With thick plates of muscle and hands as lethal as any heavyweight in the business, Mike Tyson was becoming the monster that boxing fans had been craving. In just his first year of fighting, Tyson had amassed 15 wins, all in dominant fashion. In 1986, his second year as a pro, Tyson pummeled Trevor Burbick to win the WBC heavyweight championship. By 1987, Tyson had all the gold at just 20 years of age: the WBC, WBA, and IBF world championships were in his possession and many boxing pundits wondered what could derail the freight train of terror that he was inflicting in the squared circle. 1988 saw Tyson face his toughest test in the disputed lineal champion Michael Spinks. Within 91 seconds, Tyson dispatched of Spinks and was crowned the universally recognized undisputed heavyweight champion. No one could beat Tyson but Tyson himself, but by 1990, that prophetic statement would come to fruition.

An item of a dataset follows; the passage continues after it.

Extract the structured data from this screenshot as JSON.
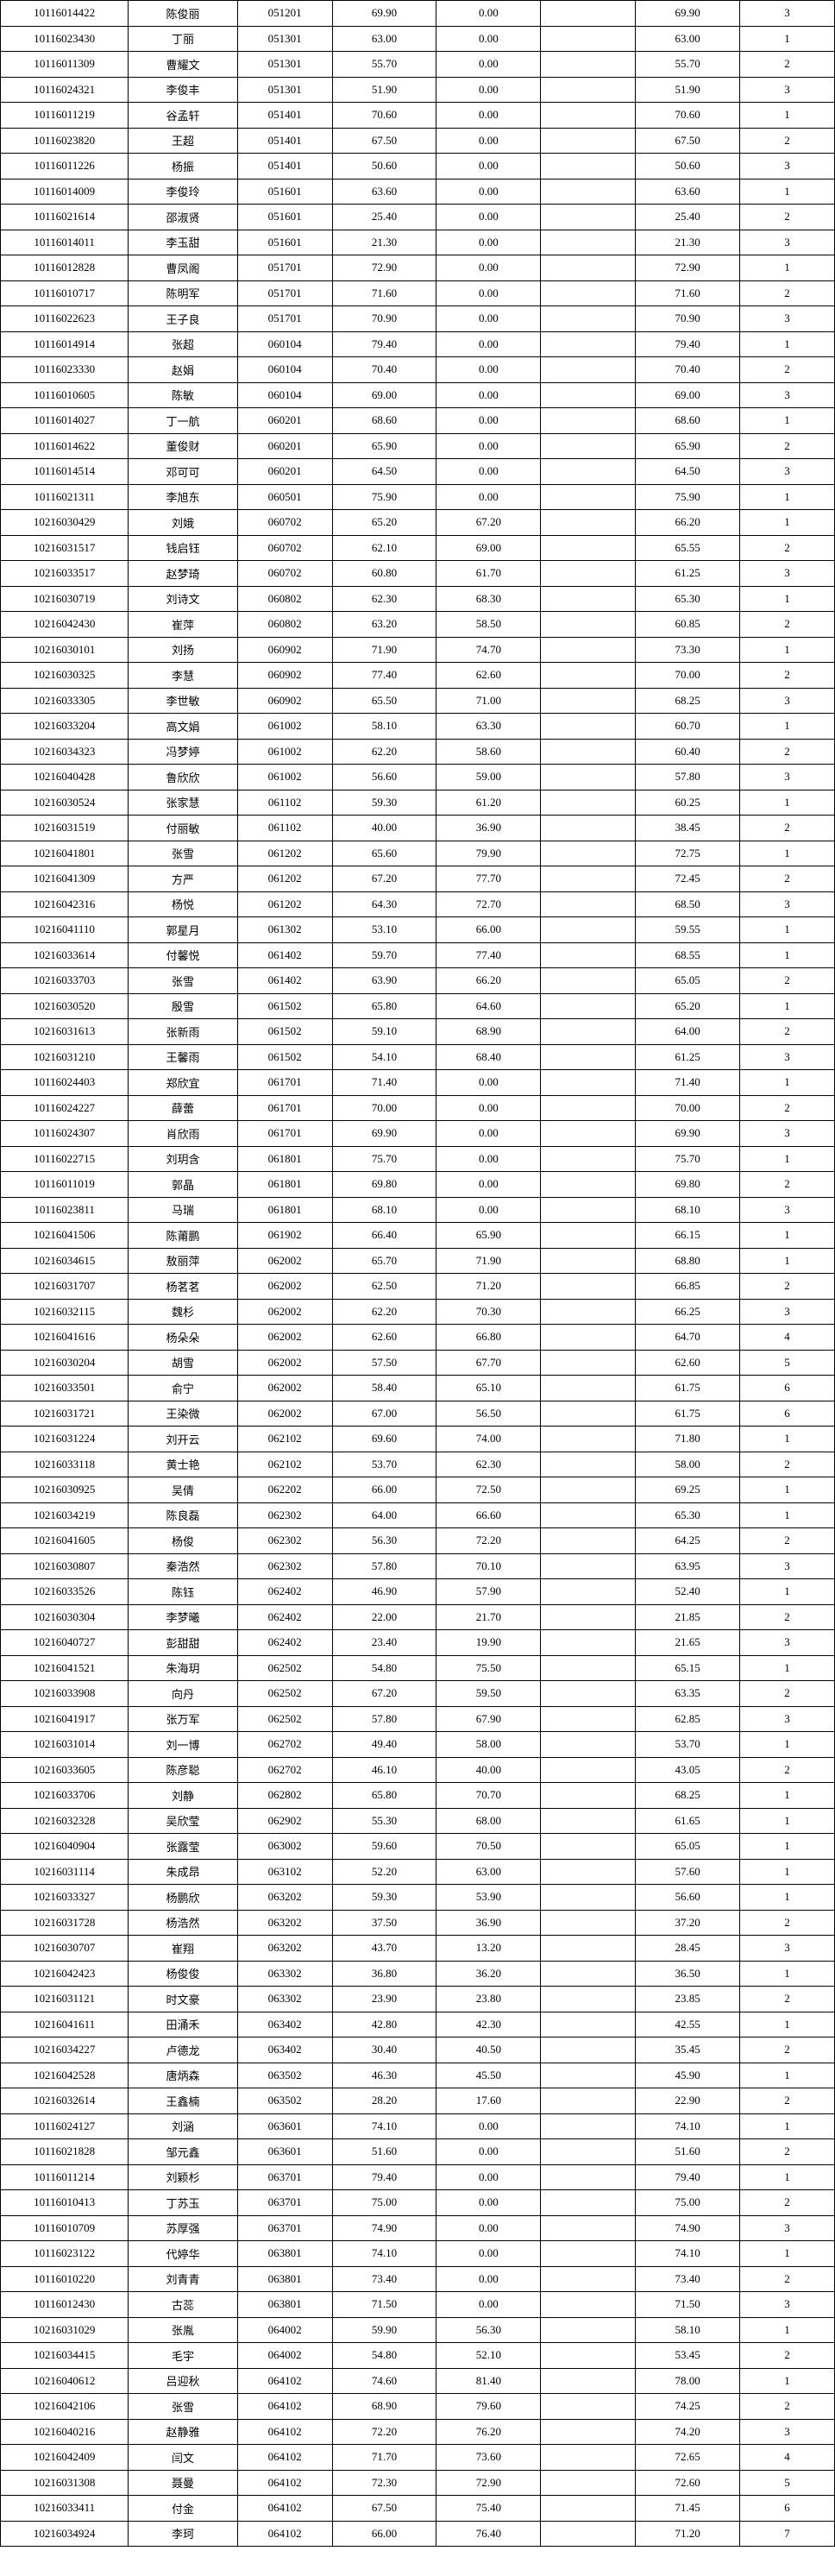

With his marriage to Robin Givens disintegrating, and a drug problem — specifically with cocaine — beginning to emerge, Tyson started to unravel. It didn’t help that Cus D’Amato, Tyson’s trainer and father figure, had died several years earlier and many attribute his loss to Tyson losing sight of his career, goals, and responsibilities. In 1990, Tyson faced the underdog Buster Douglas, who many pegged to lose within the first round as many of Tyson’s opponents did. The fight, held in Tokyo, produced one of the biggest upsets of all-time. Although Tyson knocked Douglas to the canvas in the eighth round, Douglas fought back and propelled a brutal combination of strikes to Tyson’s head in the 10th — Tyson didn’t answer the count.
Tyson’s personal life had caught up to him in he ring and he had lost the undisputed championship amidst reports that he had undertrained for the bout and was physically and mentally unprepared to defend his crown.